Is It Time For An MRI-Based Charcot Classification?
After decades of use, does the Eichenholtz classification for Charcot foot still hold up? A recent review in Swiss Medical Weekly argues that it is time for a new system.1
The authors of the review point out that Eichenholtz in 1966 described “three well defined stages,” namely the stage of development, the stage of coalescence and the stage of reconstruction and reconstitution, based on plain X-rays of 68 patients.1,2 However, the study argues that medical imaging has advanced and magnetic resonance imaging (MRI) is more sensitive than X-rays in detecting foot deformities. Indeed, the earliest, non-deforming inflammatory stage of the acute diabetic Charcot is only visible on MRI, according to the authors. They propose an MRI-based classification, composed of two severity grades (0 and 1, reflecting the absence or presence of cortical fractures) and two stages (active or inactive, reflecting the presence or absence of skeletal inflammation).
I believe the Eichenholz system to be an important classification historically but it is not entirely helpful now. Over the last 20 years, I can't say that I could tell you precisely what "development, coalescence and reconstruction" actually mean clinically or radiographically.
In 1997, we proposed a system in "Natural History of Charcot Neuroarthropathy" that implied "hot or not," in that the problem was either acute or "post-acute," with strategies to treat either.3 In 2011, the American Diabetes Association's Charcot Task Force modified this under the leadership of Lee Rogers, DPM, Lee Sanders, DPM, and Robert Frykberg, DPM, FACFAS.4 I believe that Chantelau and Grutzner’s proposal is really quite a logical MRI-based system that will help move us ahead, step by step.1
1. Chantelau EA, Grutzner G. Is the Eichenholtz classification still valid for the diabetic Charcot foot?

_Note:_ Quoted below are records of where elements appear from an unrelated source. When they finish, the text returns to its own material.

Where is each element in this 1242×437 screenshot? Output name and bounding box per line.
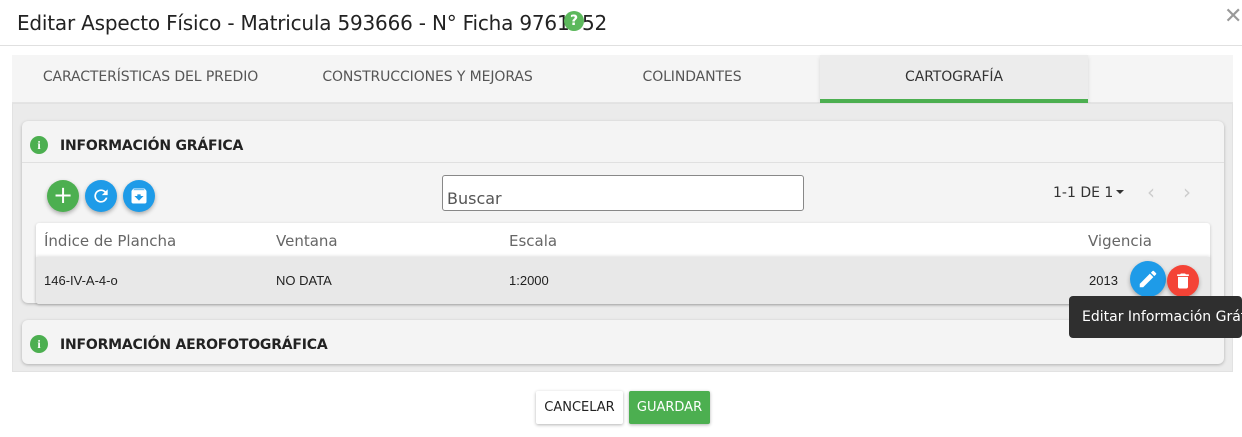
edit-button[interactable] [1130,261,1166,297]
column-header-vigencia[interactable]: Vigencia [1088,232,1152,250]
column-header-ventana[interactable]: Ventana [276,232,338,250]
pagination-label: 1-1 DE 1 [1053,185,1114,201]
column-header-indice-de-plancha[interactable]: Índice de Plancha [44,232,176,250]
refresh-button[interactable] [85,180,117,212]
close-icon[interactable]: ✕ [1224,6,1242,28]
cell-indice-de-plancha: 146-IV-A-4-o [44,273,118,288]
search-input[interactable] [442,175,804,211]
previous-page-icon[interactable]: ‹ [1147,182,1155,202]
tab-content-cartografia: i INFORMACIÓN GRÁFICA + 1-1 DE 1 ‹ › Índ… [12,103,1233,372]
dialog-header: Editar Aspecto Físico - Matricula 593666… [0,0,1242,46]
informacion-aerofotografica-header[interactable]: i INFORMACIÓN AEROFOTOGRÁFICA [22,320,1224,362]
save-button[interactable]: GUARDAR [629,391,710,424]
edit-tooltip: Editar Información Gráfica [1069,296,1242,338]
cell-vigencia: 2013 [1089,273,1118,288]
column-header-escala[interactable]: Escala [509,232,557,250]
info-icon: i [30,335,48,353]
tab-caracteristicas-del-predio[interactable]: CARACTERÍSTICAS DEL PREDIO [12,55,289,103]
tab-colindantes[interactable]: COLINDANTES [566,55,818,103]
pagination-dropdown[interactable]: 1-1 DE 1 [1053,185,1125,201]
informacion-aerofotografica-title: INFORMACIÓN AEROFOTOGRÁFICA [60,337,328,353]
archive-icon [131,188,147,204]
refresh-icon [94,189,108,203]
tab-bar: CARACTERÍSTICAS DEL PREDIO CONSTRUCCIONE… [12,55,1233,103]
cell-escala: 1:2000 [509,273,549,288]
informacion-grafica-header[interactable]: i INFORMACIÓN GRÁFICA [22,121,1224,163]
tab-construcciones-y-mejoras[interactable]: CONSTRUCCIONES Y MEJORAS [289,55,566,103]
chevron-down-icon [1116,190,1125,194]
cancel-button[interactable]: CANCELAR [536,391,623,424]
delete-button[interactable] [1167,265,1199,297]
cell-ventana: NO DATA [276,273,332,288]
add-button[interactable]: + [47,180,79,212]
dialog-title: Editar Aspecto Físico - Matricula 593666… [17,11,608,35]
info-icon: i [30,136,48,154]
help-icon[interactable]: ? [564,11,584,31]
table-row[interactable]: 146-IV-A-4-o NO DATA 1:2000 2013 [36,257,1210,304]
next-page-icon[interactable]: › [1183,182,1191,202]
tab-cartografia[interactable]: CARTOGRAFÍA [820,55,1088,103]
trash-icon [1177,273,1189,289]
informacion-grafica-panel: i INFORMACIÓN GRÁFICA + 1-1 DE 1 ‹ › Índ… [22,121,1224,304]
archive-button[interactable] [123,180,155,212]
plus-icon: + [52,181,74,209]
informacion-grafica-table: Índice de Plancha Ventana Escala Vigenci… [36,223,1210,304]
informacion-aerofotografica-panel: i INFORMACIÓN AEROFOTOGRÁFICA [22,320,1224,364]
informacion-grafica-title: INFORMACIÓN GRÁFICA [60,138,244,154]
pencil-icon [1139,270,1157,288]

Swiss Med Wkly. 2014;144:w13948.
2. Eichenholtz SN. Charcot joints. Charles C. Thomas, Springfield, IL, 1966.
3. Armstrong DG, Todd WF, Lavery LA, Harkless LB, Bushman TR. The natural history of acute Charcot’s arthropathy in a diabetic foot specialty clinic. Diabet Med. 1997;14(5):357–63.
4. Rogers LC, Frykberg RG, Armstrong DG, et al. The Charcot foot in diabetes. Diabetes Care. 2011; 34(9):2123-9.